If Jen knew then what she does now, she would have been throwing tantrums and standing on a high ledge of a tall building until Brad caved and turned down the movie. Girlfriends typically don’t want to be the complainer, the stick in the mud, seen as insecure. She had to have been petrified when her husband, the sexiest man alive, went to make this movie, away from home, with Angelina Jolie, a sex Goddess temptress of mythic proportions. No doubt ‘left out of the loop’ Jennifer kept up a secure front, was speed dialing her therapist and consoled by friends. Oh if things didn’t have to be so darn politically correct and Courtney Cox could tell us the whole story. Inevitably she supported her dear friend, helping her to trust and have faith, to believe in her husbands promises, assurances and love.

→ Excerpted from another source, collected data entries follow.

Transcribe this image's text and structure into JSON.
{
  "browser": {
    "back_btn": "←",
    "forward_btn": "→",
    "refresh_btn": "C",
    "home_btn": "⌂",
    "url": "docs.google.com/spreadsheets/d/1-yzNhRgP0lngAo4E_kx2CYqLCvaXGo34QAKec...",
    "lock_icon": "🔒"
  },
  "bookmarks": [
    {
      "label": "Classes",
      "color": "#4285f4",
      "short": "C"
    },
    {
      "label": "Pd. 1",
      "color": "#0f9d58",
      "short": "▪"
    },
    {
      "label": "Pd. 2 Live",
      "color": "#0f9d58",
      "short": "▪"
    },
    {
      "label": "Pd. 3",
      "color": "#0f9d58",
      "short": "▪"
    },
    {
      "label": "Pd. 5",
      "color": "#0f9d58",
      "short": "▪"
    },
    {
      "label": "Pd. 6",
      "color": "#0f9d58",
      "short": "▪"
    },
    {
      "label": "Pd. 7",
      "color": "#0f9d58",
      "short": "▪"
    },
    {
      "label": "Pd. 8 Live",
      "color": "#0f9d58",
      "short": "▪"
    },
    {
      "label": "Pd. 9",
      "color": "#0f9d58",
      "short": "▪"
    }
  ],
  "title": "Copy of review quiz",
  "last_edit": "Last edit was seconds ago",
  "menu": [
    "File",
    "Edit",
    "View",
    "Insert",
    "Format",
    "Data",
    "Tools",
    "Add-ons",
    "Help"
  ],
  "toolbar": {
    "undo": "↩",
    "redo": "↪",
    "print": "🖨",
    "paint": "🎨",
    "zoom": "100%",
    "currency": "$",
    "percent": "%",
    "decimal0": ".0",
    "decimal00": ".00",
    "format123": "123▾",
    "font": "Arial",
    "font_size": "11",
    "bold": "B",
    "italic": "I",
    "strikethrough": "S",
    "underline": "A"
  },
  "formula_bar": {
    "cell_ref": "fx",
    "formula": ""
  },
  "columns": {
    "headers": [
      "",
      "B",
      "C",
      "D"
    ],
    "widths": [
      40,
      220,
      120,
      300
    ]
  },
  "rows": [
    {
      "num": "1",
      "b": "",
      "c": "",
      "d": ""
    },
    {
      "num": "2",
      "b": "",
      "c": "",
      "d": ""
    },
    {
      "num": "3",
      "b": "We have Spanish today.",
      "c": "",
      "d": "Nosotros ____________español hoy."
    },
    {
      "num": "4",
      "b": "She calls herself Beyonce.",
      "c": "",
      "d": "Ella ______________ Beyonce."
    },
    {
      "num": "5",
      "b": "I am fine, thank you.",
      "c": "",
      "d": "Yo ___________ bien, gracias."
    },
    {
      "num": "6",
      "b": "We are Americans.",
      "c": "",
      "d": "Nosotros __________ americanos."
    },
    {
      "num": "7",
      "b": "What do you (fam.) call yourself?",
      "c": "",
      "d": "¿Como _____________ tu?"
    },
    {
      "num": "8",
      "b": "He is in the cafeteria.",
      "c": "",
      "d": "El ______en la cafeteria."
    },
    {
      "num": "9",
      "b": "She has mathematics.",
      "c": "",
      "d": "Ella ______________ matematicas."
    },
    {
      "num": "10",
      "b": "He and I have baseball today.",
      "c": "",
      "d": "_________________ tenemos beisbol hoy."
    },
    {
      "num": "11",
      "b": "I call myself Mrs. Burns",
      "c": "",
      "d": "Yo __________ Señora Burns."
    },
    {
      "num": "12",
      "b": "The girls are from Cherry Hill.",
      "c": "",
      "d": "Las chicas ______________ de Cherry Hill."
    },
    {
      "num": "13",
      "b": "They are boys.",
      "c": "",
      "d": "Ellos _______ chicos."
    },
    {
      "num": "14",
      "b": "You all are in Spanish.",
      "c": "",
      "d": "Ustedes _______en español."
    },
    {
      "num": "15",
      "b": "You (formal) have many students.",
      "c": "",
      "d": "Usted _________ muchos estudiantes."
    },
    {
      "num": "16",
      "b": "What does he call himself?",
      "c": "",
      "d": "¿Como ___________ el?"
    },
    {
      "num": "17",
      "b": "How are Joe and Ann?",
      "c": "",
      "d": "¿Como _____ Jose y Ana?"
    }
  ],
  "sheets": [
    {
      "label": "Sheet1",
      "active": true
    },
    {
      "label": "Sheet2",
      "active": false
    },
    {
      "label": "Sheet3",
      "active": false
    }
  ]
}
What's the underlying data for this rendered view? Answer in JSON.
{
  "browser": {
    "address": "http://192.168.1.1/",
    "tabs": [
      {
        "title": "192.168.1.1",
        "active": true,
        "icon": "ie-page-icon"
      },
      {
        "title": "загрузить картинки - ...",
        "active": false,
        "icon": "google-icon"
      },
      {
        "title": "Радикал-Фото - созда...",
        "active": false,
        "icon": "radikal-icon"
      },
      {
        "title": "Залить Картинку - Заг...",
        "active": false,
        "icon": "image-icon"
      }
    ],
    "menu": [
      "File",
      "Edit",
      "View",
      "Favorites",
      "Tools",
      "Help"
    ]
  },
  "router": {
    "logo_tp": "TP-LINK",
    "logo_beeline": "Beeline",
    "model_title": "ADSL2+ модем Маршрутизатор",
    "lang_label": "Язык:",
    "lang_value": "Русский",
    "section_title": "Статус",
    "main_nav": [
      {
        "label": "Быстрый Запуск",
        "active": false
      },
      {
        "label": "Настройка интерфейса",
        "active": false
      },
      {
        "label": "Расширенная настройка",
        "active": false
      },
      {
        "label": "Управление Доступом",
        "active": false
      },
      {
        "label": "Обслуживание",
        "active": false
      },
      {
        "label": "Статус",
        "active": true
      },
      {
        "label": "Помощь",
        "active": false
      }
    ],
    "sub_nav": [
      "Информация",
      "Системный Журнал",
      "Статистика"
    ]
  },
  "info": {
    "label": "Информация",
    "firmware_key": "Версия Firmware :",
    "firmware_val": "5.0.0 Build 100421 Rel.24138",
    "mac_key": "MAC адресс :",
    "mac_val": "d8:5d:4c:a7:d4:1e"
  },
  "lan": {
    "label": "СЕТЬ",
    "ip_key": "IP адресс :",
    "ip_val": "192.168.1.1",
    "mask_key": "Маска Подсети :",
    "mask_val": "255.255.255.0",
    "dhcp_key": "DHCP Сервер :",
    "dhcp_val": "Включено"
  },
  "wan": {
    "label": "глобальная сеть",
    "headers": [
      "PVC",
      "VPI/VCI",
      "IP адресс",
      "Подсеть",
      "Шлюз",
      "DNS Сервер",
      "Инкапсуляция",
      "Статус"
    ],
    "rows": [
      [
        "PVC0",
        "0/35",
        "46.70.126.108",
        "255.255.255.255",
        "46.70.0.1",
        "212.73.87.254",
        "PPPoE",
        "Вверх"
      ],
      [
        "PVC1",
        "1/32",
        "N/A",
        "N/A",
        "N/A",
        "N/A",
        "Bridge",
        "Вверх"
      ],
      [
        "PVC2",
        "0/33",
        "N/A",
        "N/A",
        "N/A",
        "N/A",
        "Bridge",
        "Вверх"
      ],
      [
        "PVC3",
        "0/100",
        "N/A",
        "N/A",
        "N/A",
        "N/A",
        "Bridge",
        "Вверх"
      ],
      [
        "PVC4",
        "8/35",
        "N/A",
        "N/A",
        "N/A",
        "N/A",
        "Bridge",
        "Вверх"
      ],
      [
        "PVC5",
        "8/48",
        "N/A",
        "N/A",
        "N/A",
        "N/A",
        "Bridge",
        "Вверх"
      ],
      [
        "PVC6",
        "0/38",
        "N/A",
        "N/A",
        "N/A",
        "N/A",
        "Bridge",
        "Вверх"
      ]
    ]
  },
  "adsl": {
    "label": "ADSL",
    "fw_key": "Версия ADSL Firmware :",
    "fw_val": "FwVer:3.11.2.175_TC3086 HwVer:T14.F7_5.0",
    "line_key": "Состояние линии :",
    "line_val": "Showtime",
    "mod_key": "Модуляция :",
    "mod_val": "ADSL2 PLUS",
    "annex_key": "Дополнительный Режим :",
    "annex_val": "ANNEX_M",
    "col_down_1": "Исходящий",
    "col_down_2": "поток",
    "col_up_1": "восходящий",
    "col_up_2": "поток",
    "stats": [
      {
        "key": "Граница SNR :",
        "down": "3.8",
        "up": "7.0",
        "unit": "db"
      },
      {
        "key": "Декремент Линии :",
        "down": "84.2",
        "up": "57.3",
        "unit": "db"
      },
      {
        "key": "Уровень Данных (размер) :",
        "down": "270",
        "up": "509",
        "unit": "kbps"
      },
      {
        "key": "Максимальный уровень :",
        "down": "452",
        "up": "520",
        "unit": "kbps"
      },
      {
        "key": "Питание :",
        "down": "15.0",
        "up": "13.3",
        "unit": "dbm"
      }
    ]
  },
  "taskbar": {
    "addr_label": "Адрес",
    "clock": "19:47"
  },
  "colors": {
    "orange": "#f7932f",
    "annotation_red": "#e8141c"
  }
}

Women can feel their lovers energy on a subconscious level, and can feel when the connection has been weakened, no matter what he says or doesn’t say.  Her trust has been severely torn, and if she says it’s all healed, I don’t believe it. Betrayal is a painful thing. It rips you from your gut, because those we are closest to become part of ourselves, they are integrated into our energetic fabric. So everybody give the girl a break.

Brad’s a very decent guy, this kind of thing happens, that’s why cupid is often portrayed in art getting spanked by Venus,  for causing so much mischief with his arrows.  I imagine Brad went through his own attacks of conscience (in between being consoled by Angelina’s soft and legendary lips), when he was alone and conflicted. Of course, there’s the outlook that if two people are able to be torn apart, the adhesive was not strong enough. Regardless, if your significant other is ‘all that’, you’ve got to be on guard and ready to go to battle, fighting off agents, therapists and the inclination to be agreeable. Note to Demi.

For those of you who hate on Brad, Angelina or both because of the repositioning of lives, destiny hath spoken. The alchemy created by their being together has set an example; love is a common denominator of all racesroll up your sleeves and contribute to the common good.